In 2024, Knight received the President's award of the World Athletics Awards.

In December 2025, Phil Knight became the top charitable donor of 2025, according to new research from The Chronicle of Philanthropy with a record of $2 Billion donation.

==Personal life==
Knight met his wife, Penelope "Penny" Parks, while he was her professor at Portland State University. They were married on September 13, 1968. They own a home in La Quinta, California.

Knight's son, Matthew, died in a scuba diving accident in El Salvador in 2004. Another son of Knight's, Travis Knight, runs the Laika animation studio, where Phil Knight serves as chairman.

Knight lists Nike's headquarters in Beaverton, Oregon, as his home address on government records. He resides in a rural area outside Hillsboro, Oregon and owns a personal flight hangar along with two private jets at the Hillsboro Airport.

Ben Affleck and Matt Damon produced a film called Air about Nike's signing of Michael Jordan and ultimately the Air Jordan brand. Affleck plays Knight in the film.

==Politics==
Knight is a registered Republican and a frequent contributor to Republican political candidates in Oregon. In 2010, he donated $400,000 to Chris Dudley, the then Republican nominee for Governor of Oregon.

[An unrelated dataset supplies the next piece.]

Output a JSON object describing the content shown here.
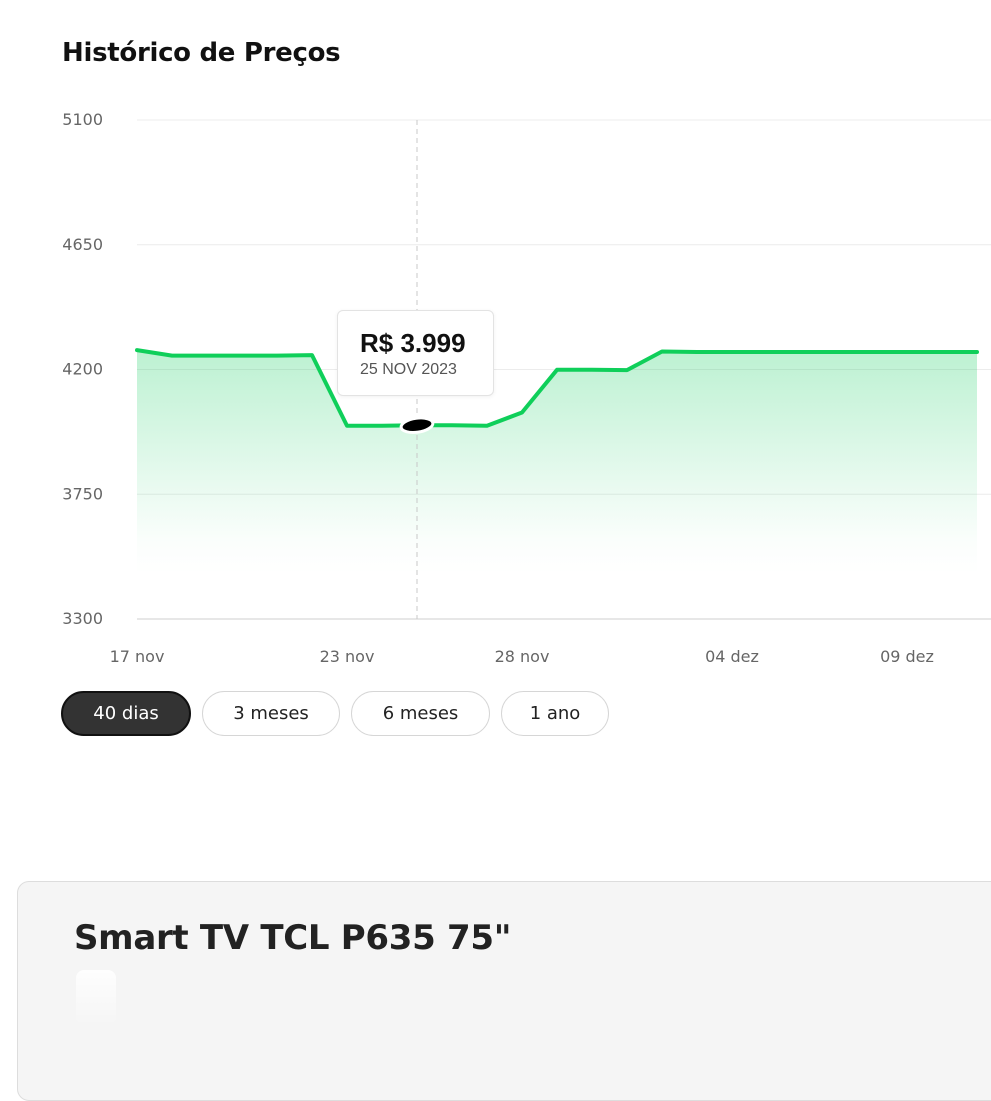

Knight occasionally supports Democrats, however; in 1986 he financed Neil Goldschmidt's successful campaign, and in 2014, he donated $250,000 to the re-election campaign of Democrat John Kitzhaber.

He donated $3.5 million to Republican Knute Buehler during the 2018 Oregon gubernatorial election. Regarding this donation, Knight criticized the unfunded Oregon Public Employees Retirement System and the general fiscal state of Oregon, implying Democratic governor Kate Brown was at fault.

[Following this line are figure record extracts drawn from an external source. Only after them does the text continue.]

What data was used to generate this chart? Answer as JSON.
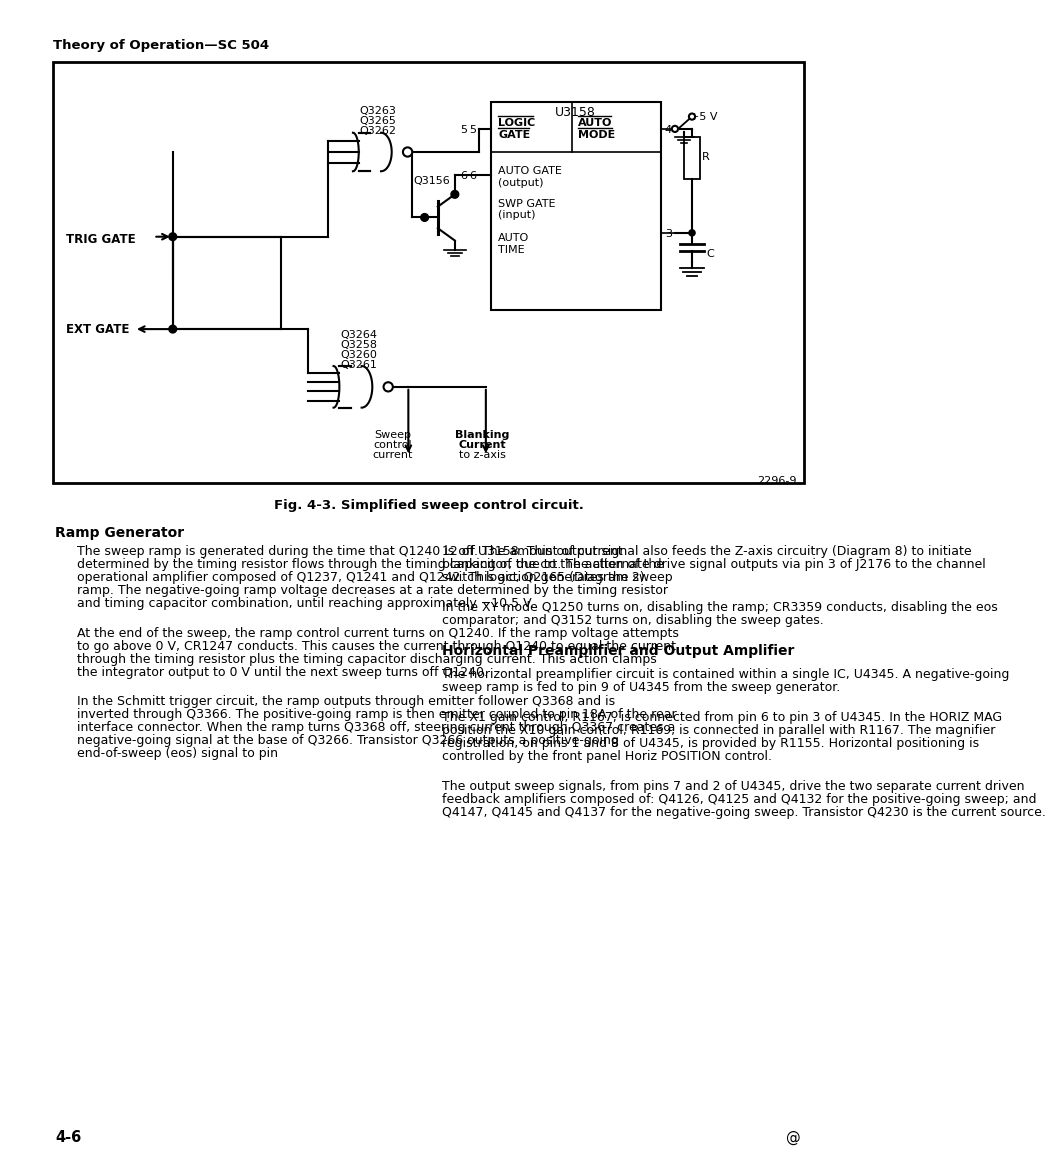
{
  "page_header": "Theory of Operation—SC 504",
  "fig_caption": "Fig. 4-3. Simplified sweep control circuit.",
  "fig_number": "2296-9",
  "page_number": "4-6",
  "section1_title": "Ramp Generator",
  "section1_para1": "The sweep ramp is generated during the time that Q1240 is off. The amount of current determined by the timing resistor flows through the timing capacitor, due to the action of the operational amplifier composed of Q1237, Q1241 and Q1242. This action generates the sweep ramp. The negative-going ramp voltage decreases at a rate determined by the timing resistor and timing capacitor combination, until reaching approximately −10.5 V.",
  "section1_para2": "At the end of the sweep, the ramp control current turns on Q1240. If the ramp voltage attempts to go above 0 V, CR1247 conducts. This causes the current through Q1240 to equal the current through the timing resistor plus the timing capacitor discharging current. This action clamps the integrator output to 0 V until the next sweep turns off Q1240.",
  "section1_para3": "In the Schmitt trigger circuit, the ramp outputs through emitter follower Q3368 and is inverted through Q3366. The positive-going ramp is then emitter coupled to pin 18A of the rear interface connector. When the ramp turns Q3368 off, steering current through Q3367 creates a negative-going signal at the base of Q3266. Transistor Q3266 outputs a positive-going end-of-sweep (eos) signal to pin",
  "section2_title": "Horizontal Preamplifier and Output Amplifier",
  "right_para1": "12 of U3158. This output signal also feeds the Z-axis circuitry (Diagram 8) to initiate blanking of the crt. The alternate drive signal outputs via pin 3 of J2176 to the channel switch logic, Q2165 (Diagram 2).",
  "right_para2": "In the XY mode Q1250 turns on, disabling the ramp; CR3359 conducts, disabling the eos comparator; and Q3152 turns on, disabling the sweep gates.",
  "right_para3": "The horizontal preamplifier circuit is contained within a single IC, U4345. A negative-going sweep ramp is fed to pin 9 of U4345 from the sweep generator.",
  "right_para4": "The X1 gain control, R1167, is connected from pin 6 to pin 3 of U4345. In the HORIZ MAG position the X10 gain control, R1169, is connected in parallel with R1167. The magnifier registration, on pins 1 and 8 of U4345, is provided by R1155. Horizontal positioning is controlled by the front panel Horiz POSITION control.",
  "right_para5": "The output sweep signals, from pins 7 and 2 of U4345, drive the two separate current driven feedback amplifiers composed of: Q4126, Q4125 and Q4132 for the positive-going sweep; and Q4147, Q4145 and Q4137 for the negative-going sweep. Transistor Q4230 is the current source.",
  "bg_color": "#ffffff",
  "lc": "#000000"
}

Knight was once again a major donor during the 2022 Oregon gubernatorial election. He gave $3.75 million to independent candidate Betsy Johnson until September 2022. After Johnson's support declined in the polls, he switched to backing Republican Christine Drazan, writing her a $1 million check on October 6 of that year. He made a second donation to the Drazan campaign later in October. Also in 2022, Knight donated $2 million to a political action committee seeking to elect Republican state legislators in Oregon.

While Knight is generally reluctant to give interviews, he spoke with the New York Times in October 2022 regarding his support for Republican candidates. He argued Oregon's government had drifted too far to the left and described himself as "more conservative than Nike," responding to criticism of him backing an anti-abortion candidate which apparently contrasted with the company's image of supporting progressive social justice causes. Nike itself donated $75,000 to Drazan and Johnson's Democratic opponent, Tina Kotek, the eventual winner of the election.

In April 2023, Knight contributed $2 million more to the same conservative PAC called "Bring Balance to Salem". In October 2025, Knight contributed an additional $3 million to the same PAC. The $3 million donation broke Knight's own record for political donations.

In March 2026, Knight donated $1 million to Chris Dudley's gubernatorial bid, the largest donation made to a 2026 gubernatorial candidate so far.